La Escritura nos habla de que los necios tampoco podrán ir por el Camino Santo. Es decir, no podrán caminar por él aquellos que no captan lo que el Señor quiere. Y cuántas veces podríamos estar permitiendo que por el camino de nuestra vida estén pasando muchas situaciones en las que no queremos captar lo que el Señor quiere, muchas situaciones en las que no poseemos la sabiduría de Dios. Cuántas situaciones sin sabiduría de Dios hay en nuestra vida. Cuántas veces ante una dificultad, ante una prueba, nuestro modo de comportarnos demuestra que la sabiduría de Dios no está presente.

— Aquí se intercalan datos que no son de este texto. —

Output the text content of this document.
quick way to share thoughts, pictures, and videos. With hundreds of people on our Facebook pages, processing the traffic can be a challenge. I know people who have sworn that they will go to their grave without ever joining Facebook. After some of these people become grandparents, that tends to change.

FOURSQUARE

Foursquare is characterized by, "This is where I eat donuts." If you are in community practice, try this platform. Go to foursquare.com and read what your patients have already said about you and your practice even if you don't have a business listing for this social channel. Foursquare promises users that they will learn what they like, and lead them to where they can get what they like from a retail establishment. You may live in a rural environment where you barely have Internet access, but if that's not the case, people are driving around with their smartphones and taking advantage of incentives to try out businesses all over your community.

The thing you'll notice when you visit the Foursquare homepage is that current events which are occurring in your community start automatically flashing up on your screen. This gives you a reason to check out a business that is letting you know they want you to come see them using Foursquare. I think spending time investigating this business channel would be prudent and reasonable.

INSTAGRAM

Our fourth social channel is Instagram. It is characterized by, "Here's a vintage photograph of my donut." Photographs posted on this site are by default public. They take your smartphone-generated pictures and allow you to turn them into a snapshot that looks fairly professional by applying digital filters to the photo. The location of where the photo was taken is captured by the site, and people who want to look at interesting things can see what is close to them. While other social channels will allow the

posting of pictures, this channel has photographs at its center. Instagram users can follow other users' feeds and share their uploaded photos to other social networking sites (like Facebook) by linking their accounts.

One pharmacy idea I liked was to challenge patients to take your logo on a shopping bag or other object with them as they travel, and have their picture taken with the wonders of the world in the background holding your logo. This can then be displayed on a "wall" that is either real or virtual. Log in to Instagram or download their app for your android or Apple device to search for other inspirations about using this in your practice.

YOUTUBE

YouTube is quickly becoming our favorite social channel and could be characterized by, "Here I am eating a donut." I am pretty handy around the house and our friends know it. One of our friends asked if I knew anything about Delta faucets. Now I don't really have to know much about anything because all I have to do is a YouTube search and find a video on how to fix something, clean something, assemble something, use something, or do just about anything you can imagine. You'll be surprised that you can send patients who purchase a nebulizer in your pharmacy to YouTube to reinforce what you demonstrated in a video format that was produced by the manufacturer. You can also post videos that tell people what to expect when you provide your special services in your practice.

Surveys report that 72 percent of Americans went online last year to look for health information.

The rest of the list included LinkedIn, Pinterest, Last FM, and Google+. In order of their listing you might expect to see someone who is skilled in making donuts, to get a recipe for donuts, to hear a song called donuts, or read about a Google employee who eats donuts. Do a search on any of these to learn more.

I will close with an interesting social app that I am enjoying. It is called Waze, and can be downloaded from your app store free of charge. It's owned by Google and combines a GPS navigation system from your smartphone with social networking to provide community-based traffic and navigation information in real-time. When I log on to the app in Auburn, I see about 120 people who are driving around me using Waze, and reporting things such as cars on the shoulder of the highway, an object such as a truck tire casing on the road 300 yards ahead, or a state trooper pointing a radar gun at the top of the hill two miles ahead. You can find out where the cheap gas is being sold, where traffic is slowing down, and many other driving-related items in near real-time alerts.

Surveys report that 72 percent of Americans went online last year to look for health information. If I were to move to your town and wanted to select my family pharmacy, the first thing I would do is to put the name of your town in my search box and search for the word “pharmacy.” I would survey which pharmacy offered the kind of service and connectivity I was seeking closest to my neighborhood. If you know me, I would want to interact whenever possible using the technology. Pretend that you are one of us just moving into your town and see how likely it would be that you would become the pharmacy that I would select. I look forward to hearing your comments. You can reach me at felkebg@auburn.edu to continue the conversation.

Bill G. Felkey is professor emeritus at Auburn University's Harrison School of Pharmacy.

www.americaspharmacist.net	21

Ser precursores no es simplemente hablar; ser precursores reclama, en primer lugar, permitir que Cristo pase a través de nuestro corazón. Yo les invito a que con mucha sinceridad, cada uno se haga las siguientes preguntas: ¿De qué modo soy precursor? ¿Soy un precursor limpio? ¿Estoy permitiendo que el Señor pase a través de mí hacia los hombres? ¿Estoy permitiendo, por mi modo de vida, que los hombres puedan llegar a Dios? En el fondo, esto es el Adviento. El Adviento no son adornos, no son figuritas, no son flores, no son árboles de Navidad, no son dulces. El Adviento es ser capaces de que el Señor venga a nuestra casa y, como precursores, poder ayudar a que los demás se preparen para que también llegue a la suya.